Tuesday on CNBC's "Trading Nation," Senior Director of the BlackRock Investment Institute Ewen Cameron Watt, a co-author of the report, explained that "there are a number of trains coming down the track — physical risk, technology change, regulatory risk — which have the power to really impact portfolios."

BlackRock, the world's largest asset manager, acknowledges that the fact the world is getting warmer has become a point of contention. Nonetheless, 2015 was the hottest year on record (going back to 1880), besting prior record-holder 2014; 2016 is set to be hotter still. This has increased sea levels, which in turn have increased the number and intensity of coastal flooding events. And the scientific consensus is that human activity has played a large part in spurring these devastating changes.

In terms of the specific physical effects of climate change, BlackRock explains that rising temperatures and greater instances of devastating weather events create salient economic risks, particularly to "coastal real estate, agriculture and companies with supply chains in geographically vulnerable areas," but adds that these effects are "hard to model" and thus difficult to invest around.

A better way of integrating climate change into portfolio decisions is to invest in companies developing renewable power and other advances that reduce carbon emissions. On the fixed income side, bonds that fund climate-friendly projects ("green bonds") are growing in popularity, although BlackRock says that the market needs to find ways to grow.

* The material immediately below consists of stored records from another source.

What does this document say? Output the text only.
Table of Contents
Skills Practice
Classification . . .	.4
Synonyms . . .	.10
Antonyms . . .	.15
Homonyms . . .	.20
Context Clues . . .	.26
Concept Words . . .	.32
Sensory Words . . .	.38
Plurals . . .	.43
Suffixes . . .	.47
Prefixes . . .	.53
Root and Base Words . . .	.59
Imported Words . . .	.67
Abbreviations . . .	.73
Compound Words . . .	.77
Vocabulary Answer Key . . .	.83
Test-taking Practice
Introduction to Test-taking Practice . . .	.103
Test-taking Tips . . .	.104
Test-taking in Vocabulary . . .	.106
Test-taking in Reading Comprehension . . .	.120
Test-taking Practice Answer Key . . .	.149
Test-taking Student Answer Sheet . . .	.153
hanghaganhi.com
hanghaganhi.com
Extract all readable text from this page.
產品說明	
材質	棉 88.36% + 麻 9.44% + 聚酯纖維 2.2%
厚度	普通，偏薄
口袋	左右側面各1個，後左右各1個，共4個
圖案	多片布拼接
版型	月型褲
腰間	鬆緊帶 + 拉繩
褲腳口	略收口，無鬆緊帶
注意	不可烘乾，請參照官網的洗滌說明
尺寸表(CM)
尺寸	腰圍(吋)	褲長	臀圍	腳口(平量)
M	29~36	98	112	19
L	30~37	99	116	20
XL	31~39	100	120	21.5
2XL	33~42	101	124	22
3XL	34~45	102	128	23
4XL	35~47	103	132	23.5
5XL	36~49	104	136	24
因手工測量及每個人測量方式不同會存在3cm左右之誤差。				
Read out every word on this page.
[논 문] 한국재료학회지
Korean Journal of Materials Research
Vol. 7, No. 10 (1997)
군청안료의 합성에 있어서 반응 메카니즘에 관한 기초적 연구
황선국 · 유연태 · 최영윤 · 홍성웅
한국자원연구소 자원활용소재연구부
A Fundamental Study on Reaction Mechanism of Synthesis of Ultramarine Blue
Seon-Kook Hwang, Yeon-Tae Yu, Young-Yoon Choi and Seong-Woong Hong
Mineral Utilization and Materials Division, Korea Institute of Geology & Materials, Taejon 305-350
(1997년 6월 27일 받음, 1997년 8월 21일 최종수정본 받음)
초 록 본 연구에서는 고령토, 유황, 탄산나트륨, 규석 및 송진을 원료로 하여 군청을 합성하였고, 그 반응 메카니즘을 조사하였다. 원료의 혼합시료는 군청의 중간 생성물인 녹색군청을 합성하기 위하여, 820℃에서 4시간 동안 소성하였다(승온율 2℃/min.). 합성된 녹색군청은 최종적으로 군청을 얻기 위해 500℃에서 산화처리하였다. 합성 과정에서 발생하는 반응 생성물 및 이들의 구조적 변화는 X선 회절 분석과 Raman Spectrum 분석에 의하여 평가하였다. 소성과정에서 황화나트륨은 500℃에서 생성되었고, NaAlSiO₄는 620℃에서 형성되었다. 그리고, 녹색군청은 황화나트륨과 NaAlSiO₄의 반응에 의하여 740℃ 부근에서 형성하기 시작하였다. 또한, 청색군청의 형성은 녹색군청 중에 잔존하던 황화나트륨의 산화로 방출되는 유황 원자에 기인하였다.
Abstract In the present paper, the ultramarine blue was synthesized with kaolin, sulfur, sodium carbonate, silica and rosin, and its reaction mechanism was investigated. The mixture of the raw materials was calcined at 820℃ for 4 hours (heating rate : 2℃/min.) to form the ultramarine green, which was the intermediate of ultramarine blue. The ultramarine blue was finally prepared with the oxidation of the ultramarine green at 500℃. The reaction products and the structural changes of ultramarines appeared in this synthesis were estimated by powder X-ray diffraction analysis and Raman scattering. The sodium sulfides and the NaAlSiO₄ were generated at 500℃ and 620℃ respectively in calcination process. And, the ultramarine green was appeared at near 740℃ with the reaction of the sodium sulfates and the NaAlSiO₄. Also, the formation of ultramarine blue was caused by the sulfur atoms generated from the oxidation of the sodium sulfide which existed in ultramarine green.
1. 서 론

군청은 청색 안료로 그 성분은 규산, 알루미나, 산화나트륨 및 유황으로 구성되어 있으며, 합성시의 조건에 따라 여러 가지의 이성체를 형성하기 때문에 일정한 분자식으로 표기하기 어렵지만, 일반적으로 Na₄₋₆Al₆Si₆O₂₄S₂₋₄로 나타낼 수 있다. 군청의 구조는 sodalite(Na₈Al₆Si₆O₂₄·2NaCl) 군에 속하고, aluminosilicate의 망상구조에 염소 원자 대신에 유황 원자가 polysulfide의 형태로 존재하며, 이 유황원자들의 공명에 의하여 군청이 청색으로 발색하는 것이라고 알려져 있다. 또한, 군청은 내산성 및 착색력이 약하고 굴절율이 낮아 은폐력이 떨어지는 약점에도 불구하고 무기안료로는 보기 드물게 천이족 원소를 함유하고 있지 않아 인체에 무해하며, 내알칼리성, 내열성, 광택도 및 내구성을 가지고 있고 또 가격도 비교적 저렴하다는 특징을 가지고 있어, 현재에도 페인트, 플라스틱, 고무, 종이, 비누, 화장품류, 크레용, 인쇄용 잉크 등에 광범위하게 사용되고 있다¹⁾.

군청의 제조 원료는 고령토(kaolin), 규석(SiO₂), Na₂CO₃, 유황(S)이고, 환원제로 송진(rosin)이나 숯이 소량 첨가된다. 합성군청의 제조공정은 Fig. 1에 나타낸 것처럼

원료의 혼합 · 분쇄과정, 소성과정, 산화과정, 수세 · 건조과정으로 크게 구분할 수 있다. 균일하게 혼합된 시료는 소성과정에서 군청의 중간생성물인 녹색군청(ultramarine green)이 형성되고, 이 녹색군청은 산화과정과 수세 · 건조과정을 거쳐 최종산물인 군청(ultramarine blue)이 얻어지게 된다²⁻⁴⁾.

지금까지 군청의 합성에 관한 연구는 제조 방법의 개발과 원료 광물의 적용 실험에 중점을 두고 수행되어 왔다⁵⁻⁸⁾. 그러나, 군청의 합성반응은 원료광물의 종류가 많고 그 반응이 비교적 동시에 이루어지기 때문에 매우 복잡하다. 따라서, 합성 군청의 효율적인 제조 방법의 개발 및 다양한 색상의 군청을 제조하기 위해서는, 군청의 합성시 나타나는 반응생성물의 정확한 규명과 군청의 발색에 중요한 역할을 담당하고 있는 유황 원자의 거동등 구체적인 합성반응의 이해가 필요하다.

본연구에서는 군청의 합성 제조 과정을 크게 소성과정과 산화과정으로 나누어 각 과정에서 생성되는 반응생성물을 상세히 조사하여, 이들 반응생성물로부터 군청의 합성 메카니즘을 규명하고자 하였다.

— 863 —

And while it's nice to focus on the positive side, Watt acknowledged Thursday that "one of the keys to successful investing has always been to avoid the losers."

As regulations potentially aim to quell climate-changing human activities, and new technologies disrupt high-carbon-emitting companies, "the losers are pretty clearly clustered in the fossil fuel space," Watt added.

"We see climate-proofing portfolios as a key consideration for all asset owners," the report states.

Interestingly, BlackRock found that one can reduce a portfolio's "carbon footprint" by 70 percent while keeping the tracking error to the MSCI World Index benchmark within 0.3 percent. This suggests that avoiding most high carbon emitters can be done without fundamentally changing a portfolio's risk-reward characteristics.

Regulation, incidentally, is where the short-term and the long-term meet when it comes to climate changes. This makes sense, given that well-designed regulations bring a company's short-term incentives in line with society's long-term goals.

"Most people think of climate change as a long-term issue, but it's nearer at hand, and it's important to everybody, whether or not you believe in the science," Watt said.

Whether one ought to have his money managed by someone who does not believe in science is not a topic that Watt addressed.